Мама умолкла, и все мы сидели какое-то время в скорбном молчании. Я смотрел на отца, на дорогое мне с детства лицо, которое теперь оставалось безучастным ко всему происходящему. Смерть будто не оставила на нем своей печати. Разве что в сухих щеках не играла кровь, и поблекшие, точно из пергамента, губы были покойны. С горбинкой нос его слегка заострился, а на левой брови заметнее стал шрамик, тот самый шрамик, что составлял одну из характерных черт отцовского лица. Мне всегда почему-то было отрадно видеть эту метку, похожую на букву «г», посредине левой брови, отчего бровь чуточку кривилась, будто от какого-то отцовского любопытства или от легкой иронии.

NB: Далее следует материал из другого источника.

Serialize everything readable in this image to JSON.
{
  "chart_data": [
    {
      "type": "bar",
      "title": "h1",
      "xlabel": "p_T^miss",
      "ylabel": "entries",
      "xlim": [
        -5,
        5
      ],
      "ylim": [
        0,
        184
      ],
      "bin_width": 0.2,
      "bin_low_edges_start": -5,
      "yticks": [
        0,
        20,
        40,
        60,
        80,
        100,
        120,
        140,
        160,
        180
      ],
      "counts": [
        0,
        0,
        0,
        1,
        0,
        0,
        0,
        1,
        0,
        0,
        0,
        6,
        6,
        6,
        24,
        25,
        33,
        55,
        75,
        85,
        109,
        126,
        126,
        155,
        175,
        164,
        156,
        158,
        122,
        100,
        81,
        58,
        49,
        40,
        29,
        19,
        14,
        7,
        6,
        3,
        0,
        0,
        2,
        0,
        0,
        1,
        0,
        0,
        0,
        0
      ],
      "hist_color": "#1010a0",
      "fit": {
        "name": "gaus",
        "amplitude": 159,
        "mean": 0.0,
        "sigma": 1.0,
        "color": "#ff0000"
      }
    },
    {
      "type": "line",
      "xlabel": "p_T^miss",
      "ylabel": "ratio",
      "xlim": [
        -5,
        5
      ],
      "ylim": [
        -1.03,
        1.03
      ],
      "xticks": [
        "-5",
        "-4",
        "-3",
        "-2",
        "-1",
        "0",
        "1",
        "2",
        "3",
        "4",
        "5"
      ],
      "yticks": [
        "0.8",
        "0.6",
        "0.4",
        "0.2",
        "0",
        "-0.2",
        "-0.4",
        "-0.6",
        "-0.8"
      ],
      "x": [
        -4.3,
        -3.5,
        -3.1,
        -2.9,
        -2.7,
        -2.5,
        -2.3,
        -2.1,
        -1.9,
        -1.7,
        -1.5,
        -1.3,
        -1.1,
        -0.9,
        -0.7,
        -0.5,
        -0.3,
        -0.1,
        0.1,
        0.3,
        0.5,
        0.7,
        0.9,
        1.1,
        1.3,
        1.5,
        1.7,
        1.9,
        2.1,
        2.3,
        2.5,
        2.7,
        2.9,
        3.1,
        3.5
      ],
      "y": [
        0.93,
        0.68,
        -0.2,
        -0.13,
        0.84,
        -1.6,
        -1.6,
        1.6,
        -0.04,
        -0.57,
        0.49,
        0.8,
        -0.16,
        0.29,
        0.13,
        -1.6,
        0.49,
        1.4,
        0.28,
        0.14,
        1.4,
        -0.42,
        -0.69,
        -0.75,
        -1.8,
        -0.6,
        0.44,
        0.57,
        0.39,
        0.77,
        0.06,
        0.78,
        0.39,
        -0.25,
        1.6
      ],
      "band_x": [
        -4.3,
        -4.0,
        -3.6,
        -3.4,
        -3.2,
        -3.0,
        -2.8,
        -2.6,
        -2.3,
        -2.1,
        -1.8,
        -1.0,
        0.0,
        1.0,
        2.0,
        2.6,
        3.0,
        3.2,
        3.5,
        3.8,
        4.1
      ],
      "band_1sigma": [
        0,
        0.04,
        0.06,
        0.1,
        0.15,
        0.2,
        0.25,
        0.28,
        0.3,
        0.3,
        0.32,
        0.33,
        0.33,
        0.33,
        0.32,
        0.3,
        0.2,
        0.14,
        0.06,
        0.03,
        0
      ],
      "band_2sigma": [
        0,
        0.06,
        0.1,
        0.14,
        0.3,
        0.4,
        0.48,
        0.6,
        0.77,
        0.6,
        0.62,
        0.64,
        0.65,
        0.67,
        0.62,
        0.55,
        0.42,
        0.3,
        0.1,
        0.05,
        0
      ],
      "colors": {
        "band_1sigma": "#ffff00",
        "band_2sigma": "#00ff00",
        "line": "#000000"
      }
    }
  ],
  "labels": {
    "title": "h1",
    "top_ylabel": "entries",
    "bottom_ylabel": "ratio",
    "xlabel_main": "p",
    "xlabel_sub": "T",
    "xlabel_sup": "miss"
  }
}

Тятя, тятя! Отец! И не скажет уж он ни одного слова, не рассмеется этаким почти беззвучным горловым смехом, каким умел смеяться только он.

— Сидим мы у Гальки, — продолжала тихо мама, — а он меня вот так за руку, да и говорит: «А ну, мать, споем!» И мы запели, а ему не понравилось. Откачнулся от меня. «Не умеешь, — говорит, — тянуть. Вот с Таськой…» И послал за ней. Пришла Чураиха, а Василий ее к себе: «Таська, Таська, курва ты с котелком! Давай, дорогуша, повеселим их». И запели они с Таськой. Хорошо пели. Он пел и плакал. Всё о вас вспоминал: почему не приезжают. А тогда вдруг голову на стол уронил и притих. Вроде как заснул. Ну, мы с Юркой его под руки и — домой. Еле дотянули. А в сенях он попросил положить его на пол. Положили, я дверь оставила открытой, чтобы слышать, как он там. Спала не спала, а тут меня будто кто в бок — торк! Подхватилась да к нему, а он и не дышит. Батюшки-и! Никак умер мой Василий? Юрку зову. Тот прибегает, на спину его перевернул, сердце слушает, а сердце-то… Ох, ох! Юрка тут же в больницу, да все уж. Все!..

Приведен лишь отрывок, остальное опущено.